Nike shares and other clothing retailers that were killed on Thursday also leaned on Friday, putting hopes for a deal after Trump said he had a “very productive call” with Vietnam’s leader.

Cambodia also sent a letter suggested to reduce tariffs and ask the United States to negotiate.

But other parts of the market remained gloomy.

Apple shares, which are heavily relying on China for production, decreased by more than 7%on Friday. The market value of the iPhone manufacturer decreased by about 15% from Wednesday.
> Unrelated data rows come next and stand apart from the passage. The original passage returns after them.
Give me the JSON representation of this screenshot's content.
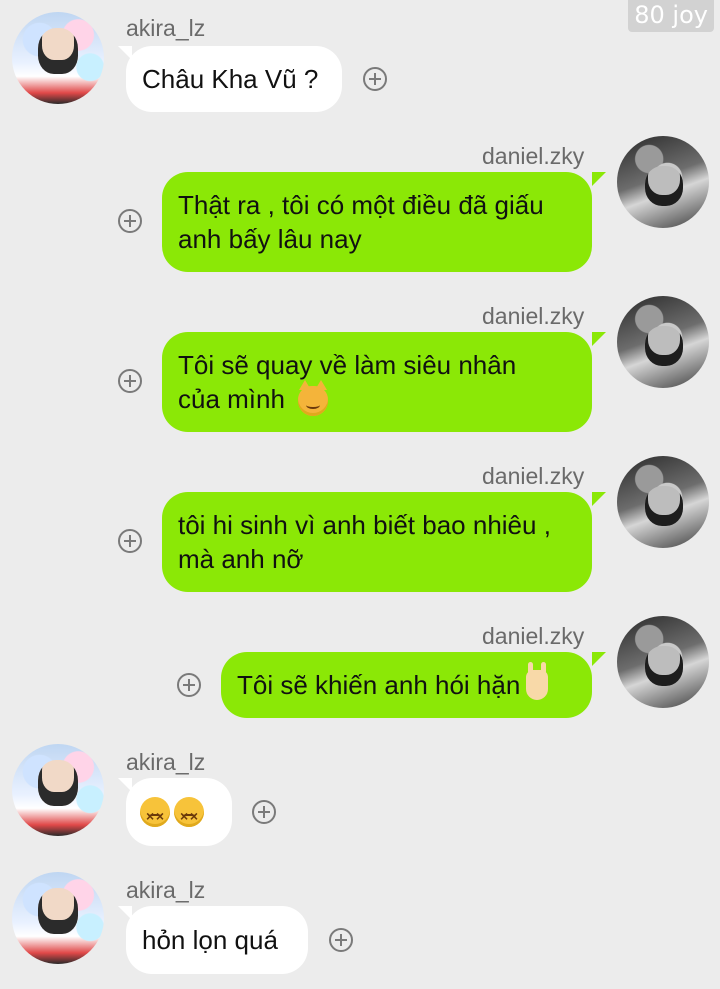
{
  "watermark": "80 joy",
  "messages": [
    {
      "sender": "akira_lz",
      "side": "in",
      "text": "Châu Kha Vũ ?"
    },
    {
      "sender": "daniel.zky",
      "side": "out",
      "line1": "Thật ra , tôi có một điều đã giấu",
      "line2": "anh bấy lâu nay"
    },
    {
      "sender": "daniel.zky",
      "side": "out",
      "line1": "Tôi sẽ quay về làm siêu nhân",
      "line2": "của mình",
      "emoji": "smirking-cat-emoji"
    },
    {
      "sender": "daniel.zky",
      "side": "out",
      "line1": "tôi hi sinh vì anh biết bao nhiêu ,",
      "line2": "mà anh nỡ"
    },
    {
      "sender": "daniel.zky",
      "side": "out",
      "text": "Tôi sẽ khiến anh hói hặn",
      "emoji": "sign-of-horns-emoji"
    },
    {
      "sender": "akira_lz",
      "side": "in",
      "emoji": "confounded-face-emoji x2"
    },
    {
      "sender": "akira_lz",
      "side": "in",
      "text": "hỏn lọn quá"
    }
  ]
}
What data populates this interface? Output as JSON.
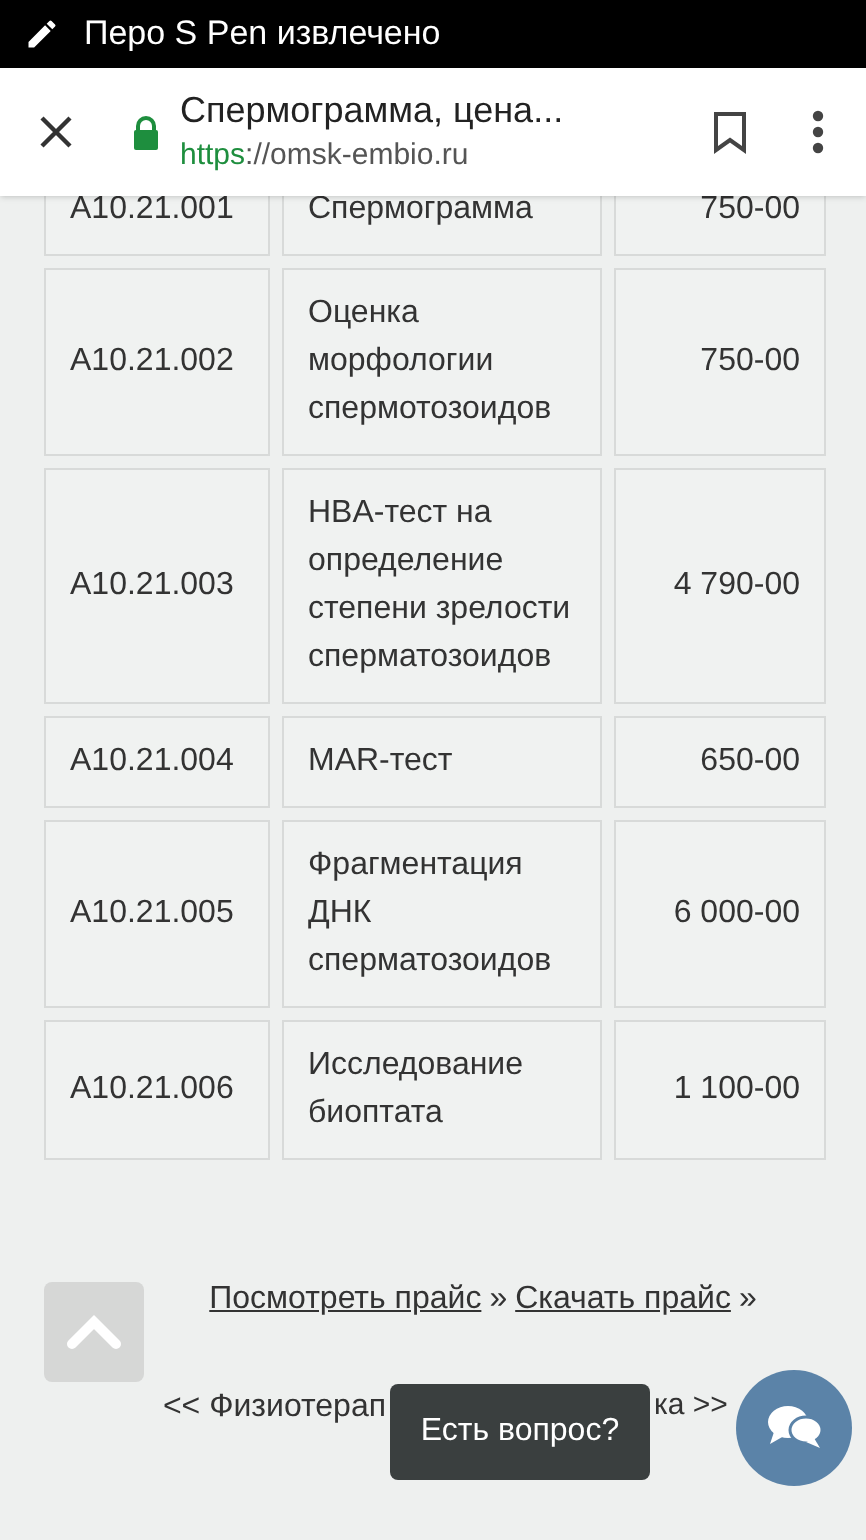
{
  "status_bar": {
    "text": "Перо S Pen извлечено"
  },
  "browser": {
    "title": "Спермограмма, цена...",
    "url_scheme": "https",
    "url_rest": "://omsk-embio.ru"
  },
  "table": {
    "rows": [
      {
        "code": "A10.21.001",
        "name": "Спермограмма",
        "price": "750-00"
      },
      {
        "code": "A10.21.002",
        "name": "Оценка морфологии спермотозоидов",
        "price": "750-00"
      },
      {
        "code": "A10.21.003",
        "name": "HBA-тест на определение степени зрелости сперматозоидов",
        "price": "4 790-00"
      },
      {
        "code": "A10.21.004",
        "name": "MAR-тест",
        "price": "650-00"
      },
      {
        "code": "A10.21.005",
        "name": "Фрагментация ДНК сперматозоидов",
        "price": "6 000-00"
      },
      {
        "code": "A10.21.006",
        "name": "Исследование биоптата",
        "price": "1 100-00"
      }
    ]
  },
  "price_links": [
    {
      "label": "Посмотреть прайс",
      "after": "»"
    },
    {
      "label": "Скачать прайс",
      "after": "»"
    }
  ],
  "nav": {
    "prev": "<< Физиотерап",
    "next": "ка >>"
  },
  "chat": {
    "tooltip": "Есть вопрос?"
  }
}
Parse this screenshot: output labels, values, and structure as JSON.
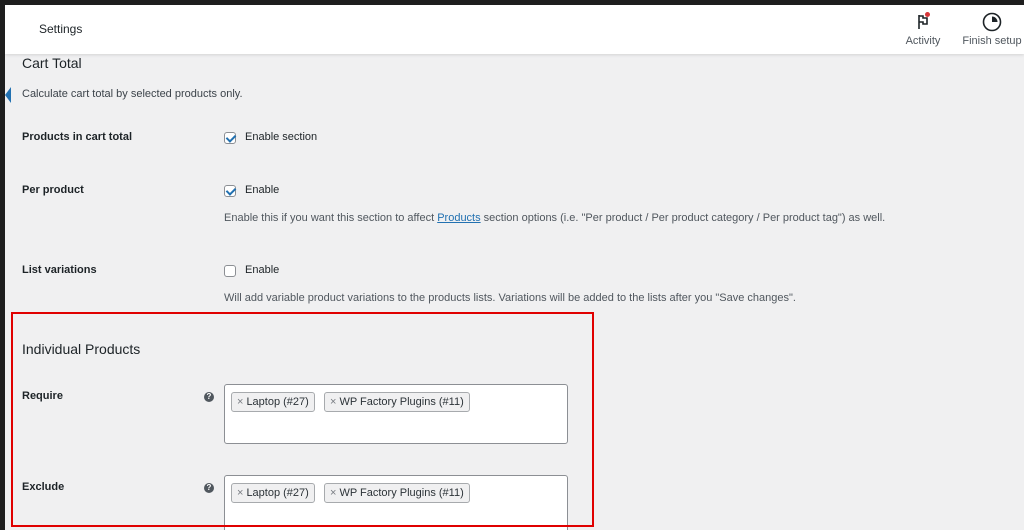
{
  "topbar": {
    "title": "Settings",
    "actions": [
      {
        "label": "Activity",
        "icon": "flag-icon"
      },
      {
        "label": "Finish setup",
        "icon": "progress-circle-icon"
      }
    ]
  },
  "cart_total": {
    "heading": "Cart Total",
    "description": "Calculate cart total by selected products only.",
    "rows": [
      {
        "label": "Products in cart total",
        "checkbox_label": "Enable section",
        "checked": true
      },
      {
        "label": "Per product",
        "checkbox_label": "Enable",
        "checked": true,
        "help_before": "Enable this if you want this section to affect ",
        "help_link": "Products",
        "help_after": " section options (i.e. \"Per product / Per product category / Per product tag\") as well."
      },
      {
        "label": "List variations",
        "checkbox_label": "Enable",
        "checked": false,
        "help": "Will add variable product variations to the products lists. Variations will be added to the lists after you \"Save changes\"."
      }
    ]
  },
  "individual_products": {
    "heading": "Individual Products",
    "require": {
      "label": "Require",
      "help_icon": "?",
      "chips": [
        {
          "remove": "×",
          "text": "Laptop (#27)"
        },
        {
          "remove": "×",
          "text": "WP Factory Plugins (#11)"
        }
      ]
    },
    "exclude": {
      "label": "Exclude",
      "help_icon": "?",
      "chips": [
        {
          "remove": "×",
          "text": "Laptop (#27)"
        },
        {
          "remove": "×",
          "text": "WP Factory Plugins (#11)"
        }
      ]
    }
  },
  "colors": {
    "accent": "#2271b1",
    "highlight_border": "#e00000",
    "notification_dot": "#d63638"
  }
}
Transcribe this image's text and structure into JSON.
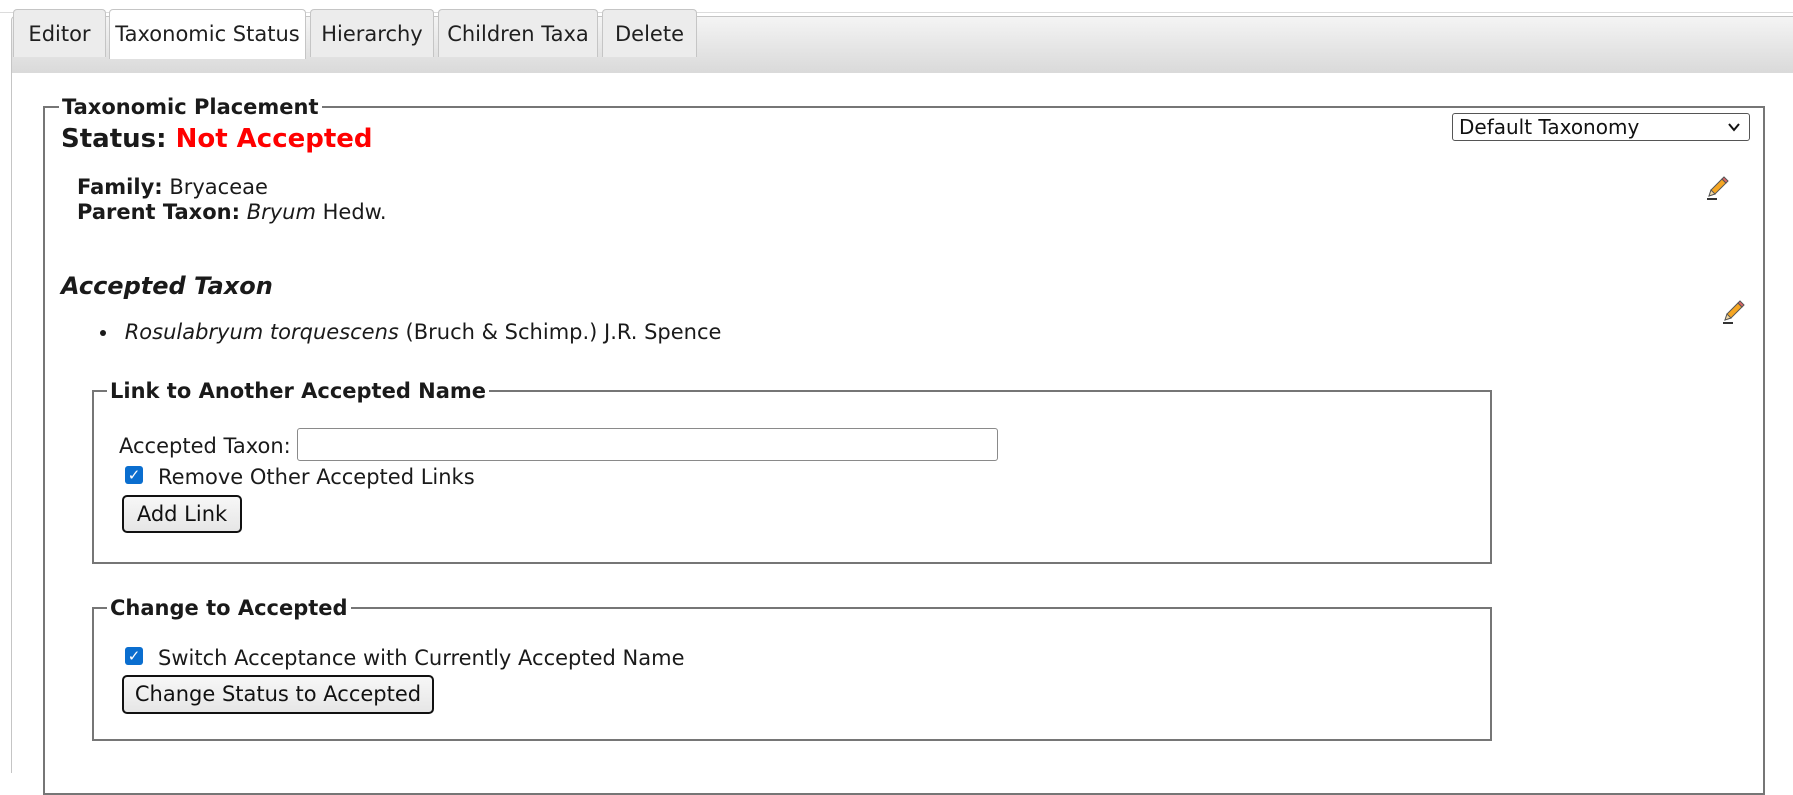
{
  "tabs": [
    {
      "label": "Editor"
    },
    {
      "label": "Taxonomic Status"
    },
    {
      "label": "Hierarchy"
    },
    {
      "label": "Children Taxa"
    },
    {
      "label": "Delete"
    }
  ],
  "active_tab": "Taxonomic Status",
  "placement": {
    "legend": "Taxonomic Placement",
    "status_label": "Status:",
    "status_value": "Not Accepted",
    "status_color": "#ff0000",
    "taxonomy_select": {
      "selected": "Default Taxonomy"
    },
    "family_label": "Family:",
    "family_value": "Bryaceae",
    "parent_label": "Parent Taxon:",
    "parent_genus": "Bryum",
    "parent_author": "Hedw.",
    "edit_icon": "pencil-icon"
  },
  "accepted": {
    "heading": "Accepted Taxon",
    "items": [
      {
        "name": "Rosulabryum torquescens",
        "author": "(Bruch & Schimp.) J.R. Spence"
      }
    ],
    "edit_icon": "pencil-icon"
  },
  "link_form": {
    "legend": "Link to Another Accepted Name",
    "field_label": "Accepted Taxon:",
    "field_value": "",
    "checkbox_label": "Remove Other Accepted Links",
    "checkbox_checked": true,
    "button_label": "Add Link"
  },
  "change_form": {
    "legend": "Change to Accepted",
    "checkbox_label": "Switch Acceptance with Currently Accepted Name",
    "checkbox_checked": true,
    "button_label": "Change Status to Accepted"
  }
}
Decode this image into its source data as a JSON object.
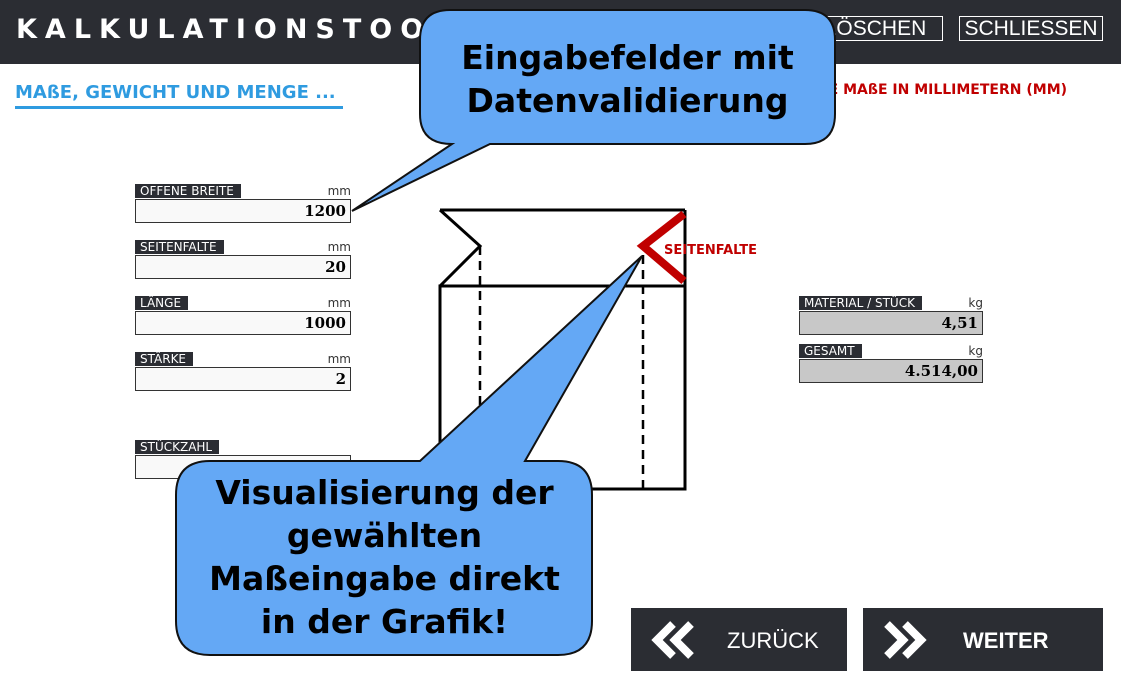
{
  "header": {
    "app_title": "KALKULATIONSTOOL",
    "delete_label": "LÖSCHEN",
    "close_label": "SCHLIESSEN"
  },
  "section": {
    "title": "MAßE, GEWICHT UND MENGE ...",
    "note": "ALLE MAßE IN MILLIMETERN (MM)"
  },
  "inputs": {
    "open_width": {
      "label": "OFFENE BREITE",
      "unit": "mm",
      "value": "1200"
    },
    "side_gusset": {
      "label": "SEITENFALTE",
      "unit": "mm",
      "value": "20"
    },
    "length": {
      "label": "LÄNGE",
      "unit": "mm",
      "value": "1000"
    },
    "thickness": {
      "label": "STÄRKE",
      "unit": "mm",
      "value": "2"
    },
    "quantity": {
      "label": "STÜCKZAHL",
      "value": ""
    }
  },
  "outputs": {
    "material_per_piece": {
      "label": "MATERIAL / STÜCK",
      "unit": "kg",
      "value": "4,51"
    },
    "total": {
      "label": "GESAMT",
      "unit": "kg",
      "value": "4.514,00"
    }
  },
  "graphic": {
    "gusset_label": "SEITENFALTE"
  },
  "callouts": {
    "top": "Eingabefelder mit Datenvalidierung",
    "bottom": "Visualisierung der gewählten Maßeingabe direkt in der Grafik!"
  },
  "nav": {
    "back_label": "ZURÜCK",
    "next_label": "WEITER"
  },
  "colors": {
    "header_bg": "#2b2d33",
    "accent_blue": "#2f9be0",
    "note_red": "#c00000",
    "callout_fill": "#64a8f5"
  }
}
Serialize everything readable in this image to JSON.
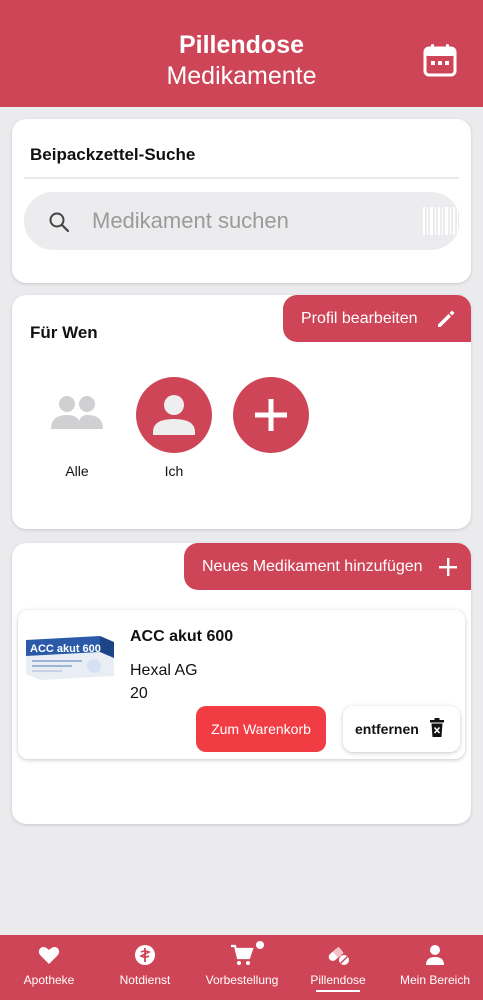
{
  "header": {
    "title": "Pillendose",
    "subtitle": "Medikamente",
    "calendar_icon": "calendar-icon"
  },
  "search_section": {
    "title": "Beipackzettel-Suche",
    "placeholder": "Medikament suchen",
    "icons": [
      "search-icon",
      "barcode-icon"
    ]
  },
  "profiles_section": {
    "title": "Für Wen",
    "edit_label": "Profil bearbeiten",
    "profiles": [
      {
        "label": "Alle",
        "icon": "group-icon"
      },
      {
        "label": "Ich",
        "icon": "person-icon"
      },
      {
        "label": "",
        "icon": "add-icon"
      }
    ]
  },
  "medications_section": {
    "add_label": "Neues Medikament hinzufügen",
    "items": [
      {
        "name": "ACC akut 600",
        "manufacturer": "Hexal AG",
        "quantity": "20",
        "cart_label": "Zum Warenkorb",
        "remove_label": "entfernen",
        "image_text": "ACC akut 600"
      }
    ]
  },
  "nav": {
    "items": [
      {
        "label": "Apotheke",
        "icon": "heart-icon"
      },
      {
        "label": "Notdienst",
        "icon": "pharmacy-symbol-icon"
      },
      {
        "label": "Vorbestellung",
        "icon": "cart-icon"
      },
      {
        "label": "Pillendose",
        "icon": "pills-icon",
        "active": true
      },
      {
        "label": "Mein Bereich",
        "icon": "person-icon"
      }
    ]
  },
  "colors": {
    "brand": "#cf4558",
    "cart_button": "#f13c44",
    "background": "#ebebee"
  }
}
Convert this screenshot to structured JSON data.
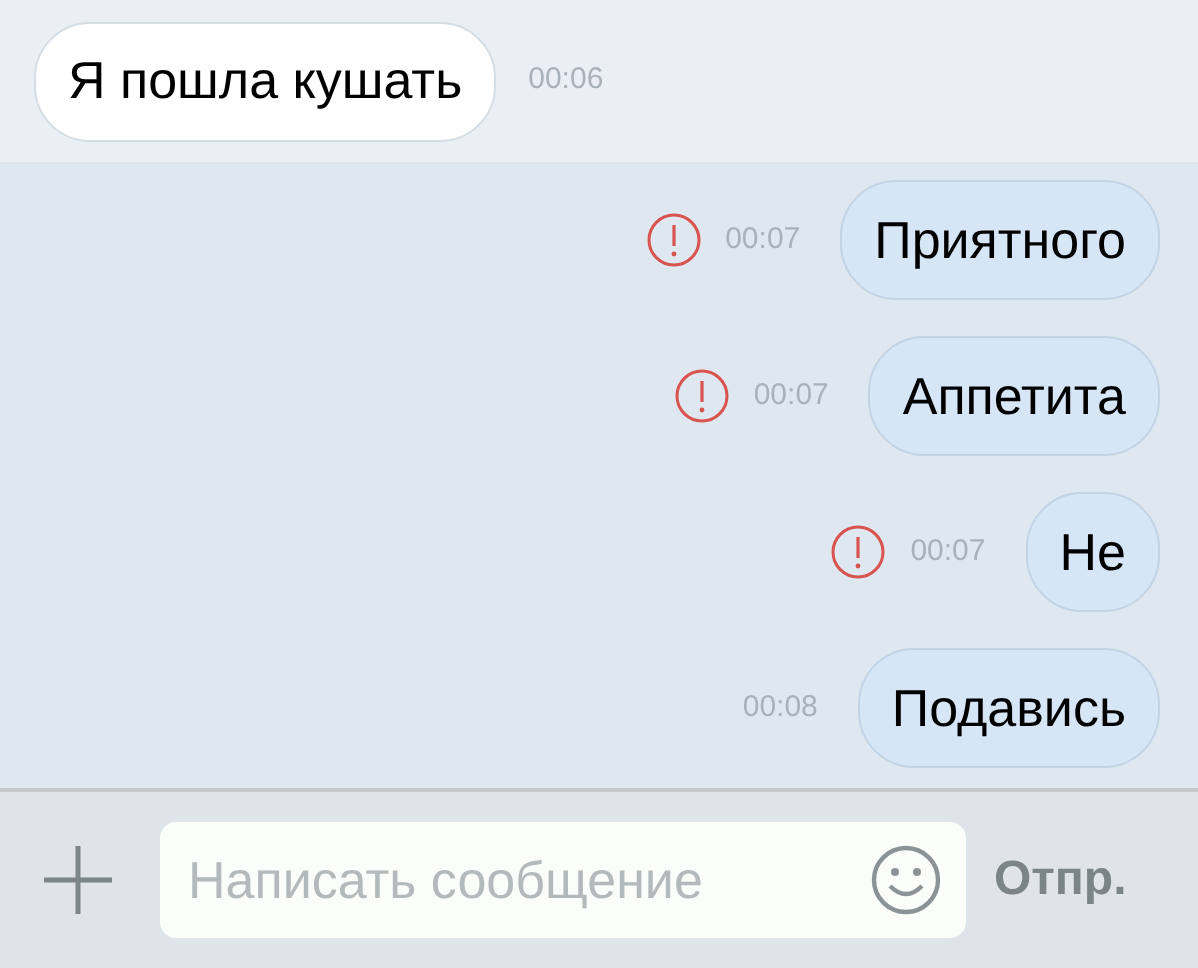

  • Dow Jones fell by 5.5%, reducing it by 10% of its February peak
  • Nasdaq fell by 5.8%, destroyed
  • In the UK FTSE 100 is closed 4.9% below, the biggest drop in one -day decrease since March 27 2020
  • In Europe CAC in France, 40 decreased by 4.3%, and in Germany Dax decreased by almost 5%
  • Earlier in Japan, where the Prime Minister called the situation “national crisis”, 225 Nikkei fell more than 2.7%
  • International oil benchmark has also dropped by almost 6%

As this section continued, even some White House allies began to criticize measures.

At the tariff supply, republican Senator Ted Cruz from Texas said Trump’s steps could lead to benefits for the United States, preventing “huge risks”.

“If we are in the scenario for 30 days from now on, 60 days, 90 days later, with massive American tariffs and massive tariffs for US goods in any other country on Earth, this is a terrible result,” he said.

In the Folkland Islands Archipelago in the South Atlantic Ocean Janet Robertson, CEO of Consolidated Fishing Limited, was asked how a new 42% tax in the United States will go on sale.

“At the moment, we do not make any dramatic decisions,” she said.

But, she added, fishing is “to date, the most important branch of Folklands.”

“The sales of dental fish to the States are most of it,” she said.

“We wonder where it will end.”

The report, which contributed to Tom Espininer, Nada Tauphik, Cai Pigliucci and the BBC World Service.